Future research should explore the relationship between vessel measurement accuracy and procedural outcomes, particularly in distal or borderline-caliber vessels where sizing discrepancies may be most impactful. Prospective studies incorporating AI-based vessel analysis, real-time intra-procedural sizing tools, or advanced imaging protocols may help refine device selection strategies and improve procedural efficiency and safety.
This study has several limitations. Its retrospective design introduces potential selection bias, as inclusion was based on the availability of imaging and procedural data. As a single-center study, generalizability may be limited. Despite standardized measurement protocols, inter-reader variability remains a factor, although we demonstrated good inter-rater agreement. Differences in contrast agents and injection techniques between CTA and DSA could have influenced vessel caliber measurements.
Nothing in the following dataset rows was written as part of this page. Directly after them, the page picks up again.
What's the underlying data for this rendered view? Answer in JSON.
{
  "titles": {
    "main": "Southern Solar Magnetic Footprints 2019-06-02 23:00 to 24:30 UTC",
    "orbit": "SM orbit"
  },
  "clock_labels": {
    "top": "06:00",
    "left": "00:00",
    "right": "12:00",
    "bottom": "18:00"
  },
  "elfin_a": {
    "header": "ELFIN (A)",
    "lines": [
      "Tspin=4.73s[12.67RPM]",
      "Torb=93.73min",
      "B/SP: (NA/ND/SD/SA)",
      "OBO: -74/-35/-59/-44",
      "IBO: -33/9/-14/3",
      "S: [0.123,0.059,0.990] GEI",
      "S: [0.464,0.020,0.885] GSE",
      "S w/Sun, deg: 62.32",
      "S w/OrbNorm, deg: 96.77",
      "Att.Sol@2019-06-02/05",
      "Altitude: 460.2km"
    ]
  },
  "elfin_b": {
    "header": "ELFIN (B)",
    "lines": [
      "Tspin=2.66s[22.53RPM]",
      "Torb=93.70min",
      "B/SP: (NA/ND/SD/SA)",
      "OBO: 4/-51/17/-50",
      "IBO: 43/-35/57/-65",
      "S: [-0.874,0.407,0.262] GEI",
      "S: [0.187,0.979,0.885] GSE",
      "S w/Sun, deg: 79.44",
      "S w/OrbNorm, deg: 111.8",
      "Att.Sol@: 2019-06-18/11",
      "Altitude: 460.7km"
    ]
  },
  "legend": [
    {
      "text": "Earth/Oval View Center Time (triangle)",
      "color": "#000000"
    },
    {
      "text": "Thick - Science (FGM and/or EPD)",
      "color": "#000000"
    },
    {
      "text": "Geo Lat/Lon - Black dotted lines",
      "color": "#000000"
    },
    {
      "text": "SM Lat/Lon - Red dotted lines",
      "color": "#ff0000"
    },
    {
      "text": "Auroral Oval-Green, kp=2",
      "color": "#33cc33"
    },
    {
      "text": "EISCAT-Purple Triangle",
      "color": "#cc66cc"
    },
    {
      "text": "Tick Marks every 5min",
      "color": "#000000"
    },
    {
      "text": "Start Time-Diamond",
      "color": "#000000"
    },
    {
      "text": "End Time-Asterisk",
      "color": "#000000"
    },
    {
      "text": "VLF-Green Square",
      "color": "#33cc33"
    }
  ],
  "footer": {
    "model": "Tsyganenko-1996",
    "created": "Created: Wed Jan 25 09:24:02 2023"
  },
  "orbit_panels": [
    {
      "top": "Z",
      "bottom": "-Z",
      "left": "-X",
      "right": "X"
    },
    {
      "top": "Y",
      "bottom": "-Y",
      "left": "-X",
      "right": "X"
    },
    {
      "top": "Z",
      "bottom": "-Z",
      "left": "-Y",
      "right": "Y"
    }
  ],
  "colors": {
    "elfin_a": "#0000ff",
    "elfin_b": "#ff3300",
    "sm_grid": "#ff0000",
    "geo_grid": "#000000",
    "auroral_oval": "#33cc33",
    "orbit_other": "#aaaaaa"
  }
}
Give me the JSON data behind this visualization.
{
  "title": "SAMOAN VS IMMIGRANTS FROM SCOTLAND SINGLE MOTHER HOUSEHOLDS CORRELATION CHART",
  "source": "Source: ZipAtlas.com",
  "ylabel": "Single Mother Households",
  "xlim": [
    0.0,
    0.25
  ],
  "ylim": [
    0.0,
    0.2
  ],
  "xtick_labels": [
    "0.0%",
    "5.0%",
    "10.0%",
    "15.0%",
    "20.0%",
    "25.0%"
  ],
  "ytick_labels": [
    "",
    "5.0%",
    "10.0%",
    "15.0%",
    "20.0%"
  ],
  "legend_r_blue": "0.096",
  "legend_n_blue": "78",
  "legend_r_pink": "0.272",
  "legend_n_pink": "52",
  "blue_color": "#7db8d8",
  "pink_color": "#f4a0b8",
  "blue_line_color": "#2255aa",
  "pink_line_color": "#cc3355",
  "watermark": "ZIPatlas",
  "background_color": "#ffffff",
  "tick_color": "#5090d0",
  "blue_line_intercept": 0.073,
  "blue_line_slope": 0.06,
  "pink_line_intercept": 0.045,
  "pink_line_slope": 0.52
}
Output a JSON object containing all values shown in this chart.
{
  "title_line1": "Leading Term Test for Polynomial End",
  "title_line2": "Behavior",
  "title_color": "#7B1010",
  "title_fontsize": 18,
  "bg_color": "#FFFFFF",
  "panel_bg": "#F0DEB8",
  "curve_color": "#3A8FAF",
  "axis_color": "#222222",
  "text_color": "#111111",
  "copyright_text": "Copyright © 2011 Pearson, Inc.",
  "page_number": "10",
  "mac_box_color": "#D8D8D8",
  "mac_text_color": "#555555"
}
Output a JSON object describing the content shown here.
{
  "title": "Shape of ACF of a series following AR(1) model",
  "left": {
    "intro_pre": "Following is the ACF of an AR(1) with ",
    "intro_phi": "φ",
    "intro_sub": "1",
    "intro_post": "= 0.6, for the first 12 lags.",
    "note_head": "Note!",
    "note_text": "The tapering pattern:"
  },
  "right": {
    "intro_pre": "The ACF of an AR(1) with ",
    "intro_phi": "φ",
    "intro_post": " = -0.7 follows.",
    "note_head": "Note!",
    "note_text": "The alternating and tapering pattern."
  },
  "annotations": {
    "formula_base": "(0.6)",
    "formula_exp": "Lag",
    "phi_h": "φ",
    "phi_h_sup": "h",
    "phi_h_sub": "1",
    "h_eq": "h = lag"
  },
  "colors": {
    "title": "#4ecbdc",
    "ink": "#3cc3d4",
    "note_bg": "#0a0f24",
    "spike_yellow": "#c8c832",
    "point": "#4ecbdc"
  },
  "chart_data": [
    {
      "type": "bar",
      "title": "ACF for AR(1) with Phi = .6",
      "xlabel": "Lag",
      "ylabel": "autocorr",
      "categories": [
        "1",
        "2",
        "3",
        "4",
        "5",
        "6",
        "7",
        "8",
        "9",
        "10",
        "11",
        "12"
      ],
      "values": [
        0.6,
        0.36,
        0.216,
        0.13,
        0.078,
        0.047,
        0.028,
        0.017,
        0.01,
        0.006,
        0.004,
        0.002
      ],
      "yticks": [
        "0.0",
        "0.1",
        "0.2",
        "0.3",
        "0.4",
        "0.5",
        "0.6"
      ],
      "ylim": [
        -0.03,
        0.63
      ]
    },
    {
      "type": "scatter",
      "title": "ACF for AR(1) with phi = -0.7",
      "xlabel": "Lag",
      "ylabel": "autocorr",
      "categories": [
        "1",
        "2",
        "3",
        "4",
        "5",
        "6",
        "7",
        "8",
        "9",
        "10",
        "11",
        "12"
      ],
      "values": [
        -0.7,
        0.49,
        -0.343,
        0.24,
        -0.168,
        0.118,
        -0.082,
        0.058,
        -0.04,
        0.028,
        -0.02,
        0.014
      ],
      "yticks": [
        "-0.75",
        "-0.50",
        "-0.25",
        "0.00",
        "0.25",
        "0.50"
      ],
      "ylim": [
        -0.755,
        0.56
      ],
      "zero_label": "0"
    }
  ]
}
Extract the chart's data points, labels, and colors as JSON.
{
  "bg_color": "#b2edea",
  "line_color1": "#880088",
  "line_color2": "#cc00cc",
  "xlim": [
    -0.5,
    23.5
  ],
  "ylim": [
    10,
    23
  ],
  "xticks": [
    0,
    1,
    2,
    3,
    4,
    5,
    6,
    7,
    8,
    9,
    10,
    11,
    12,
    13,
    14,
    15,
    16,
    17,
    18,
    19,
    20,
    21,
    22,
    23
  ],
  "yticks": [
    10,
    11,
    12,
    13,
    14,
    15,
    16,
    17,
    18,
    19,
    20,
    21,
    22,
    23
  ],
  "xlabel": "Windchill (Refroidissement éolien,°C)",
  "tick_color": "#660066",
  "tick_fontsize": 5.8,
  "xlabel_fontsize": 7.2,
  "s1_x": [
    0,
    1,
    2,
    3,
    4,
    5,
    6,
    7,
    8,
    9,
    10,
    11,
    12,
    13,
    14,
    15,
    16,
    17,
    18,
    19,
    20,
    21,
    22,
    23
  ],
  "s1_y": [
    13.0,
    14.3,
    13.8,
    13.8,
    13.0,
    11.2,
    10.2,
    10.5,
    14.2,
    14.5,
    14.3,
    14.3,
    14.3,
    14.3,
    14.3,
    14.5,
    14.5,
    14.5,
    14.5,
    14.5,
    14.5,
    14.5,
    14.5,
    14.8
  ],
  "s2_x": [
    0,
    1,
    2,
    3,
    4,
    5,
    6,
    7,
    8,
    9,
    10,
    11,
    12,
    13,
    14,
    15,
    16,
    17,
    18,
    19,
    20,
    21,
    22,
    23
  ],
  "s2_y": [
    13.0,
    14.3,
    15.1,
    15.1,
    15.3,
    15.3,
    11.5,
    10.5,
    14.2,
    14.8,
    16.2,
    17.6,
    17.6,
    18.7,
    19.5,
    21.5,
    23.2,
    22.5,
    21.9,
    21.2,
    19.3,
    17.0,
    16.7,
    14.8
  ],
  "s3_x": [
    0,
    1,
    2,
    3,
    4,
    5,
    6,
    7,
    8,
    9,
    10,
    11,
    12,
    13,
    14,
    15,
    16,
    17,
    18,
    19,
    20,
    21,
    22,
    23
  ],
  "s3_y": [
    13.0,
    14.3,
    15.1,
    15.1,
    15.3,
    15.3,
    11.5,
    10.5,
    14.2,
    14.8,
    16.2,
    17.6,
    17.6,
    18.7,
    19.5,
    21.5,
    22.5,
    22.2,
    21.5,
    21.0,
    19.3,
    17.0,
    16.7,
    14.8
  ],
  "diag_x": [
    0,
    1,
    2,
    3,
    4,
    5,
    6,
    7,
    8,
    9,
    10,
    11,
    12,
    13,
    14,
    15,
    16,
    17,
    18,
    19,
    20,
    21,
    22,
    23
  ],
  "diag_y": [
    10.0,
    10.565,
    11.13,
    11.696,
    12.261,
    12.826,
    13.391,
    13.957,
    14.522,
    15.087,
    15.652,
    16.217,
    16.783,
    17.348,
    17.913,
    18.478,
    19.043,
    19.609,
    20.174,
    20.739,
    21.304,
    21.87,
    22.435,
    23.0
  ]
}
Additionally, we did not control for vessel tortuosity, calcifications, or flow dynamics, all of which may alter apparent lumen diameter. Most importantly, we did not evaluate procedural or clinical outcomes in relation to device sizing. As such, the clinical implications of our findings remain uncertain and hypothesis-generating.
Conclusion
In this study, we found that CTA systematically overestimates MCA M1 vessel diameter compared to DSA, with a median difference of 0.4 mm. While this discrepancy may not affect device choice in most clinical workflows, it could be relevant in select cases—particularly when vessel size is near the threshold for different catheter calibers. These findings highlight the importance of understanding imaging-based variability in EVT planning. Further research is needed to determine whether improved vessel sizing strategies can enhance procedural outcomes.
Footnotes
Acknowledgements
The authors received no assistance or contributions to acknowledge.
Funding
The author(s) received no financial support for the research, authorship, and/or publication of this article.
Declaration of Conflicting Interests
The author(s) declared the following potential conflicts of interest with respect to the research, authorship, and/or publication of this article: D.V. is a consultant for Penumbra Inc. This relationship did not influence the design, analysis, interpretation, or reporting of this study.